A man who embarked on a killing spree in July slaughtering 11 and injuring two more was sentenced to death yesterday at Ankang Intermediate People's Court in northwest China's Shaanxi Province.
Qiu Xinghua, 47, had 5,000 yuan (US$632.7) of personal property confiscated as compensation for the relatives of the victims. After the verdict, Qiu said he would appeal, adding: "I am so sorry for the victims and their relatives. I really regret it and hope society will not discriminate against my family."
This case has drawn huge public attention, both for the brutality of the slayings and for the seemingly sudden violent streak having consumed Qiu, who had no previous record of criminal activity or mental health problems.
The local procurator charged that between June 18 and July 2, Qiu and his wife He Ranfeng went to the local Tiewadian Temple on two occasions.
Qiu argued with Song Daocheng, a temple manager, who stopped him from moving two objects.
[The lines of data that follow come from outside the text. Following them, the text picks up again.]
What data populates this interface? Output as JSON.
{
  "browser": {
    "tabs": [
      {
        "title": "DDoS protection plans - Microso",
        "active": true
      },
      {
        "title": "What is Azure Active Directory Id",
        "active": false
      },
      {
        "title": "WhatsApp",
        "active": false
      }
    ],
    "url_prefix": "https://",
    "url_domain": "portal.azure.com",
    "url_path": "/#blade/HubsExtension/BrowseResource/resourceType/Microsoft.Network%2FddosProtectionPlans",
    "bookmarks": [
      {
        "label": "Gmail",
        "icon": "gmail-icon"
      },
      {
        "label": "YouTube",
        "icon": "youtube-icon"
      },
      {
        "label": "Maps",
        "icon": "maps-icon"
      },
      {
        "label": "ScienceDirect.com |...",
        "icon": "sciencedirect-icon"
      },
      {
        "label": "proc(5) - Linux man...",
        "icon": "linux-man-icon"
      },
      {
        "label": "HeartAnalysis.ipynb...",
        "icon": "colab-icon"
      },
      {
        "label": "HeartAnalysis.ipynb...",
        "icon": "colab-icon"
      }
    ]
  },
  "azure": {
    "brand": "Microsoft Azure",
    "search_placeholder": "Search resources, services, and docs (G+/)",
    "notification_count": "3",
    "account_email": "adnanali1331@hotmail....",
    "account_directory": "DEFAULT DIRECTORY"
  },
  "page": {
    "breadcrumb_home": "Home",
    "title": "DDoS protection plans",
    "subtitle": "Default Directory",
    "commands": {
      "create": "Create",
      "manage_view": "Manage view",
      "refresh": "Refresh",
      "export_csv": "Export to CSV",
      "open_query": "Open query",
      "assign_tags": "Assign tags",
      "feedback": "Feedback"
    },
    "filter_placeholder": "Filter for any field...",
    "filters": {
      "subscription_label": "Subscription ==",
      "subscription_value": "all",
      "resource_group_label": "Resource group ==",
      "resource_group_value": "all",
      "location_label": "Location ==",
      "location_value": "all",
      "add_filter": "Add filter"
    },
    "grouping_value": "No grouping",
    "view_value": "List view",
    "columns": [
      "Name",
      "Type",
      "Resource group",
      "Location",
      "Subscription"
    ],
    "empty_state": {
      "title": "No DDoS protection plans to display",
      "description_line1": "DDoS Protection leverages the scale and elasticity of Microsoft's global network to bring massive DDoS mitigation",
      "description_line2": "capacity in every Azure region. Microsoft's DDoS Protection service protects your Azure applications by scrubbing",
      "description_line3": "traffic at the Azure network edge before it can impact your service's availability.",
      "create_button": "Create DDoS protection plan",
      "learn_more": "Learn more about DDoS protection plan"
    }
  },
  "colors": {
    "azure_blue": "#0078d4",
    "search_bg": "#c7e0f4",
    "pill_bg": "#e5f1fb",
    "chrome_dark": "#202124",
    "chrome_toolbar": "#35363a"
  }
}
"Qiu thought Xiong Wancheng, the chief of the temple, took liberties with his wife during their stay at the temple, and so he angrily made a plan to kill the people there and destroy the temple," Li Decai, public procurator, read in the indictment.
On July 14, Qiu returned to the temple and killed all 10 people there in the middle of the night with an axe. The victims, nine males and one female, aged between 12 and 62, included Xiong and Song. Following this, on the night of July 15, Qiu burnt the temple to the ground and escaped, the indictment stated.
On July 31, Qiu injured a farmer named Wei Yikai, his wife Xu Kaixiu and daughter Wei Jinmei in Suizhou, Hubei, a neighboring province of Shaanxi, near Qiu's home town. Wei later died of his injuries on September 9, Li said, adding that Qiu also stole 1,302 yuan (US$164.8) from Wei. Qiu was arrested by local police on August 19, 35 days after the temple killings.
Prosecutors indicted Qiu on charges of intentional murder and robbery. Qiu confessed to the crimes, confronted with a wealth of witnesses and physical evidence.
According to Zhao Xiaoxu, the presiding judge, the collegiate bench found that the facts were clear and there was ample evidence.
Zhang Yong, Qiu's lawyer, said that although his client was charged with 11 deaths, he would appeal.
"I met with Qiu twice before the trial, and found that his mind was very clear and he wrote a defense of his own. I think the evidence provided by local procurators was very clear," Zhang said.
According to a court source, no relatives of Qiu or the victims attended the trial. However, he met with his son Qiu Donghai on Wednesday. "He told his son to study hard and be a good man," said Qin Kangjian, director of Ankang public security bureau.
According to a local newspaper Chinese Business View, Qiu Donghai said that his father looked healthy and was writing his life story.
"He has written dozens of pages, describing his poor life and various tough experiences," Qiu Donghai was quoted as saying.